One evening when Wladek had been hauling logs across the waste, his leg began to throb unmercifully. When he looked at the scar he found that it had become red and inflamed. He showed it to a guard, who ordered him to report to the camp doctor before first light in the morning. Wladek sat up all night with his leg almost touching the stove, but the heat was so feeble it didn’t ease the pain.

The next morning Wladek rose an hour earlier than usual. If he didn’t see the doctor before work was due to start, he would have to wait until the next day. Wladek couldn’t face another day of such excruciating pain. He reported to the doctor, giving his name and number. The doctor turned out to be a sympathetic old man, bald-headed, with a pronounced stoop - Wladek thought he looked even older than the Baron had in his final days. He inspected Wladek’s leg without speaking.

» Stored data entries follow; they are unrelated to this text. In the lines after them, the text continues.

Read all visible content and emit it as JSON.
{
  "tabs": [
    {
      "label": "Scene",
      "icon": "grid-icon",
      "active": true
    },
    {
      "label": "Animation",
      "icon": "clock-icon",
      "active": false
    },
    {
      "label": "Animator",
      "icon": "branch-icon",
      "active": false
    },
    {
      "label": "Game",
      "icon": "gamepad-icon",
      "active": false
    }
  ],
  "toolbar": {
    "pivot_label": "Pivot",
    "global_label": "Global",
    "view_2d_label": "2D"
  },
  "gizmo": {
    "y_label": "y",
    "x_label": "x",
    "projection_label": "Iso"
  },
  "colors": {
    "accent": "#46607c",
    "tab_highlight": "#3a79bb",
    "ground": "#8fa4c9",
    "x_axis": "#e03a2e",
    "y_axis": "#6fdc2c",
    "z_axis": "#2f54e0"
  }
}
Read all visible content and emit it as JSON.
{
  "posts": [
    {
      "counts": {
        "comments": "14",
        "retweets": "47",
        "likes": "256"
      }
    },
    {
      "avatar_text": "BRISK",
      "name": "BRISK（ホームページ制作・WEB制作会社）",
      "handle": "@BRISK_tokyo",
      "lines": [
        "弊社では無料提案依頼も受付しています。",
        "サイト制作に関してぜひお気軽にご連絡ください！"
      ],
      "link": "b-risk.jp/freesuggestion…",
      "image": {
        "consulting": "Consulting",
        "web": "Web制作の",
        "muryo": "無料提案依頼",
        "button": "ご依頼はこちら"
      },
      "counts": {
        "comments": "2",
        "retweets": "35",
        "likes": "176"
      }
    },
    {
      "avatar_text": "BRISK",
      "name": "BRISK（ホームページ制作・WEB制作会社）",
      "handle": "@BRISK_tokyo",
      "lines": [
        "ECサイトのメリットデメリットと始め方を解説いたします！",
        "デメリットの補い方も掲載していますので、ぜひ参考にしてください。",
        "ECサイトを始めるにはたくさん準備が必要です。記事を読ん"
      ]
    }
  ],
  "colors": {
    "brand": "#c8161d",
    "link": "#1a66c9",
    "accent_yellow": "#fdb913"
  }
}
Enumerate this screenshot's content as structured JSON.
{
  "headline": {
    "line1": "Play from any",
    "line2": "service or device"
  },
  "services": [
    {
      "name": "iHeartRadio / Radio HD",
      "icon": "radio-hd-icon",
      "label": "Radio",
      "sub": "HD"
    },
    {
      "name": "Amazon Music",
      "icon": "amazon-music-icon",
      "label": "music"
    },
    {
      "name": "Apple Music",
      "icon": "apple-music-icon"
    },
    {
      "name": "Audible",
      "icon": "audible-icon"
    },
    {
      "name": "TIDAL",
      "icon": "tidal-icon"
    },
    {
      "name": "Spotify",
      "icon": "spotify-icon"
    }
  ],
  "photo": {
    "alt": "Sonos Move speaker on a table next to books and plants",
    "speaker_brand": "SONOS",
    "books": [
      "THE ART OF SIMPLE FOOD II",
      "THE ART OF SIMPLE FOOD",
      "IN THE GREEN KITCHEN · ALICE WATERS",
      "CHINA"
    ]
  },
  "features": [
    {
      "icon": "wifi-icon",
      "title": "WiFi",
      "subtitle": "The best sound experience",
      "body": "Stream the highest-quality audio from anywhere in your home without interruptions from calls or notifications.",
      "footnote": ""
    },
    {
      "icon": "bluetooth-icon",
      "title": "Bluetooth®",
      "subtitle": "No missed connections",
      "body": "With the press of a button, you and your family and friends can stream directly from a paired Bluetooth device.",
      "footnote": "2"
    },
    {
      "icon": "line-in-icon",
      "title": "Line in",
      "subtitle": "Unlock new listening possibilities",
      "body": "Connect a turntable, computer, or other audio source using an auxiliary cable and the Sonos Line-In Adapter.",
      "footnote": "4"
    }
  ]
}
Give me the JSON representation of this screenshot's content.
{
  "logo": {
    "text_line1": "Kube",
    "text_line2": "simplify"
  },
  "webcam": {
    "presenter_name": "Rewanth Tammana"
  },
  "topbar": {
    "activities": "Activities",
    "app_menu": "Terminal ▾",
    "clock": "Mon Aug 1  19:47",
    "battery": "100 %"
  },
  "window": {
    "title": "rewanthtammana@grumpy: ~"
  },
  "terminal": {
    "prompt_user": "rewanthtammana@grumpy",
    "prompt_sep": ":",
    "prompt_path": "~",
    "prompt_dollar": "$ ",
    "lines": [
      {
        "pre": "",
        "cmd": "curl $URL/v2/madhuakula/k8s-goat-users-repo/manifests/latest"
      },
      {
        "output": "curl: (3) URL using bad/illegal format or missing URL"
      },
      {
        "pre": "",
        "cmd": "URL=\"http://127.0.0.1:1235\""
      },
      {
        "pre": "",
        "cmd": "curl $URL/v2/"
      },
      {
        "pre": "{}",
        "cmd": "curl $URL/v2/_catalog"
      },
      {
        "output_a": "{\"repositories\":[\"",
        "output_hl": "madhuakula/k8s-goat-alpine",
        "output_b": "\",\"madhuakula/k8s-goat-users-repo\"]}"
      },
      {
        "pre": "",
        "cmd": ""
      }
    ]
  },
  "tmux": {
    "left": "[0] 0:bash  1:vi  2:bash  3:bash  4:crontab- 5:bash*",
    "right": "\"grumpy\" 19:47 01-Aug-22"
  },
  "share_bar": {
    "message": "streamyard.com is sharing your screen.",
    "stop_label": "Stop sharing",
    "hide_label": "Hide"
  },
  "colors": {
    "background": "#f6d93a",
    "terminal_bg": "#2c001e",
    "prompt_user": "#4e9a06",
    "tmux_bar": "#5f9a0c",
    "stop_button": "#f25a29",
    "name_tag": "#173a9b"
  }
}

‘Will the wound heal, Doctor?’ asked Wladek.

‘You speak Russian?’

‘Yes, sir.’

‘No need to call me sir. My name is Dubien. I’m a prisoner just like you.’ Wladek looked surprised. ‘Although you will always limp, young man,’ he continued, ‘your leg will be good again. But good for what? A life of chopping wood in this God forsaken place?’

‘No, Doctor. I intend to escape and get back to Poland,’ said Wladek.

The doctor looked sharply at him. ‘Keep your voice down, stupid boy … You must know by now that escape is impossible. I have been here for fifteen years, and not a day has gone by when I haven’t dreamed of escaping. There is no way; no one has ever escaped and survived, and even to talk of it means ten days in the punishment cell, where they feed you every third day, and there’s no stove. If you come out of that place alive, you wish you were dead.’

‘I will escape. I will, I will,’ said Wladek, staring at the old man.

The doctor looked into Wladek’s eyes. ‘My friend, never mention the word again, or they may kill you. Go back to work, keep your leg well covered, and report to me again tomorrow morning.’

Wladek returned to the forest, but the pain was so intense he could do little work. The next morning, the doctor examined his leg more carefully.

‘Worse, if anything,’ he said. ‘How old are you, boy?’

‘What year is it, Dr Dubien?’ asked Wladek.

‘1919.’

‘Then I’m thirteen. How old are you, Doctor?’

The man seemed surprised by the question. ‘Thirty-eight,’ he said quietly.

‘God help me,’ said Wladek.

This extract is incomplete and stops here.